PLI President Gloria Totten in the New York Times

Posted on December 1, 2021

…Having lost at the Supreme Court, anti-abortion organizations set out to restrict abortion in cities and states. By the late 1970s, the leading anti-abortion group at the time, the National Right to Life Committee had a staggering 3,000 local chapters.NARAL, meanwhile, devoted so few resources to its state affiliates that by the 1990s its national field department quit in protest, according to Gloria Totten, NARAL’s political director from 1996 to 2001.

As state groups left the organization or were pushed out, the number of affiliates shrank to 11. This summer, NARAL announced it was getting rid of its affiliates altogether, shifting to a chapter model that will give the national organization more control.

To Ms. Totten, the move is baffling. “The entire strategy right now should be on winning state elections so that we can pass proactive abortion-rights legislation,” said Ms. Totten, who has focused much of her career on building progressive power in the states. “That’s the path forward: Go big or keep getting trampled.”

[This column also quotes former PLI Reproductive Rights director Aimee Arrambide.]

2020…was the election when it became clear to Aimee Arrambide just how outgunned she was in Texas. Her reproductive-rights group, Avow, used to be an affiliate of NARAL but broke away in January to pursue its own “bold and unapologetic” agenda. Like the rest of NARAL’s affiliates, the group had always had to raise its own budget, outside of the occasional joint fund-raiser or grant that state groups could compete against one another for.

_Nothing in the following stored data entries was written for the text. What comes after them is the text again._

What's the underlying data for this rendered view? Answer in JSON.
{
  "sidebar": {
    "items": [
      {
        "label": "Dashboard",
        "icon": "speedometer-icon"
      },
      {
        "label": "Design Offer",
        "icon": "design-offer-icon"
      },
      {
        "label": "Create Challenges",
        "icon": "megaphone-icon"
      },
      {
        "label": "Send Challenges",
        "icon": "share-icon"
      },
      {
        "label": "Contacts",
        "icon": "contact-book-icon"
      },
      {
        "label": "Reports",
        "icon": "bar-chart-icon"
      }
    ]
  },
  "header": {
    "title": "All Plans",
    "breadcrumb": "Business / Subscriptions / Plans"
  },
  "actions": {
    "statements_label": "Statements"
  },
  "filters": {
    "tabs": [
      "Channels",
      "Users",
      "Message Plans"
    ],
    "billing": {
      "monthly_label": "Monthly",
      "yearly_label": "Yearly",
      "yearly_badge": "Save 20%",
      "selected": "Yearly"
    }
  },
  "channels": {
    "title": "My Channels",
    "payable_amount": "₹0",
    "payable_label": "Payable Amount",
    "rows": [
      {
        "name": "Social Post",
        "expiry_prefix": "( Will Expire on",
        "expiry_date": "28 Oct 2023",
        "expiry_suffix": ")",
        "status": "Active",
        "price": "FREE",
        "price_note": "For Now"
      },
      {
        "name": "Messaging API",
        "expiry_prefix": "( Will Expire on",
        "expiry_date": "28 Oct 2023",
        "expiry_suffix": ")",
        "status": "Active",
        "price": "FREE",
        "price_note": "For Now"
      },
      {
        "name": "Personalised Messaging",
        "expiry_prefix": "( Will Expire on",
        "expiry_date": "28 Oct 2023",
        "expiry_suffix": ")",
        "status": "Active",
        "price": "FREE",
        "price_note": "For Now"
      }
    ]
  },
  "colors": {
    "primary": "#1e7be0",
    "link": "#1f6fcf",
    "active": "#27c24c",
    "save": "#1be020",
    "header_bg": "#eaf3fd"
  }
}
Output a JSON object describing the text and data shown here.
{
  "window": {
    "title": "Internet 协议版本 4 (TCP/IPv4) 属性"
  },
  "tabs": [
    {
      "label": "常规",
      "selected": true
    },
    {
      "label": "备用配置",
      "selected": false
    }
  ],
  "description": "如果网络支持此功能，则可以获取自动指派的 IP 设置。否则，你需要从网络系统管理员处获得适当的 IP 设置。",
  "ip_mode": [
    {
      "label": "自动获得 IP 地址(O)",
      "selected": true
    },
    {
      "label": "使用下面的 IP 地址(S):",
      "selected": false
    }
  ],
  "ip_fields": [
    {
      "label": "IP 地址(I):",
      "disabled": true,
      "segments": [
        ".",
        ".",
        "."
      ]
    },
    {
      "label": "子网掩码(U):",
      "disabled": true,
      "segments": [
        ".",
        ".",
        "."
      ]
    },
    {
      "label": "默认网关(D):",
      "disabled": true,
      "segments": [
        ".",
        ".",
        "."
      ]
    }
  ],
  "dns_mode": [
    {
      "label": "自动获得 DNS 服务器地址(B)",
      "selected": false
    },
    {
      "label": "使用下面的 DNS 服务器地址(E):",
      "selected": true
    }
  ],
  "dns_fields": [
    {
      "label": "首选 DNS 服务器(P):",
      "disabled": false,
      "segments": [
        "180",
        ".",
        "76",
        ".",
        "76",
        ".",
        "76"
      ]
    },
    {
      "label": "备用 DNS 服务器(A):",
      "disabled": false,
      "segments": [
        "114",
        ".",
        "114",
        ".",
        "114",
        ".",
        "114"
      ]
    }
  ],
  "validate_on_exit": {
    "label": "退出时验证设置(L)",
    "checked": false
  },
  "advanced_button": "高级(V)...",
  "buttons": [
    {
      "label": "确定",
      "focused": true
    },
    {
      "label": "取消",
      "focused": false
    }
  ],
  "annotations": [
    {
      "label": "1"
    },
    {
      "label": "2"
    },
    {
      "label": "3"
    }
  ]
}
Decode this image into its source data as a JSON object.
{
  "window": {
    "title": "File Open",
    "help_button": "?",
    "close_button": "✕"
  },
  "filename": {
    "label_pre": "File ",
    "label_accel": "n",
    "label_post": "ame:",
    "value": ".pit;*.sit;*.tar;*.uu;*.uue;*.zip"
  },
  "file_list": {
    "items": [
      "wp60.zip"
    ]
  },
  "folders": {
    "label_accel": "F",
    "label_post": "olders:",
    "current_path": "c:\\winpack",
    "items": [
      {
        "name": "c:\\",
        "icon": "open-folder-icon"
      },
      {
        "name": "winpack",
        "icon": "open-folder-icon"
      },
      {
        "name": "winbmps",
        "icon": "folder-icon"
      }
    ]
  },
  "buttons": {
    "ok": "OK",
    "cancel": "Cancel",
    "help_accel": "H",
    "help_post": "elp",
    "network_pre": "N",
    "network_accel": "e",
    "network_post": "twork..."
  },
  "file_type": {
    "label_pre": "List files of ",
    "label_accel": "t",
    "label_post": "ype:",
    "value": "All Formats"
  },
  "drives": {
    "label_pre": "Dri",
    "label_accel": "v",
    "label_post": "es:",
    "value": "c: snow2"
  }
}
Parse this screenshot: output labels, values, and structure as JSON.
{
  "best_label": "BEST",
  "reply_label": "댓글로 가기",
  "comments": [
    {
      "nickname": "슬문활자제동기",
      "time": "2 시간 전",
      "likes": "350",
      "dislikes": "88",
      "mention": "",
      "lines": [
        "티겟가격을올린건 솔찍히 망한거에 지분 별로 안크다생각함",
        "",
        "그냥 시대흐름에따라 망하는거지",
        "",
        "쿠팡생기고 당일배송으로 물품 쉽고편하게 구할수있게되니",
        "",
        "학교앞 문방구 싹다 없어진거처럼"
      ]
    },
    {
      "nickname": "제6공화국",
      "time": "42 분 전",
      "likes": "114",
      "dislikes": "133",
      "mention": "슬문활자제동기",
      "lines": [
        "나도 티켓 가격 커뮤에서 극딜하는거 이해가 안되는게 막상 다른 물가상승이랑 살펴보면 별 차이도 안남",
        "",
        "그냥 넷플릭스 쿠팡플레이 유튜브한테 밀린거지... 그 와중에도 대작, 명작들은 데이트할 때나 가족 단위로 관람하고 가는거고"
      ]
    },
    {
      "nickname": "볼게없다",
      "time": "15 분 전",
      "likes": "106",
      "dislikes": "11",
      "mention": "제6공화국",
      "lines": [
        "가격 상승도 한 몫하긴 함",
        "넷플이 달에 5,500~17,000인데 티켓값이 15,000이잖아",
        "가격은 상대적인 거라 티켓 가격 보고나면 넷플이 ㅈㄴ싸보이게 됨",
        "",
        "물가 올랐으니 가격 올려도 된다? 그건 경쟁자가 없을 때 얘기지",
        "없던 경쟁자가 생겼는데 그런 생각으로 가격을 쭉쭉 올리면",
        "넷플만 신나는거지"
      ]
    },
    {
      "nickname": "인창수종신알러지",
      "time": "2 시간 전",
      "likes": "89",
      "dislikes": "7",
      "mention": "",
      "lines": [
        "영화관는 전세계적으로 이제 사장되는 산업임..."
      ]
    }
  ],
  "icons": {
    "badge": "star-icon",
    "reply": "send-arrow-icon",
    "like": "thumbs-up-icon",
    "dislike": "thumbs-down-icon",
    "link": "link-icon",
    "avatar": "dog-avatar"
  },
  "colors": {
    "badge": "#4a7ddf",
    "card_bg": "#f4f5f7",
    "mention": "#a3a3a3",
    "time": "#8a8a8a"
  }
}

Last year, Ms. Arrambide’s political action committee spent $6,000 on digital ads in two districts to support pro-choice candidates in races for the Texas legislature. Meanwhile, the political action committee Pro-Life America spent well over $100,000 on mailings, text messages, phone calls and digital ads in the same two districts. One of those races ended up being decided in favor of the Republican incumbent by just over 200 votes. “That’s basically what we’re up against in most of the state and local work that we do,” Ms. Arrambide said.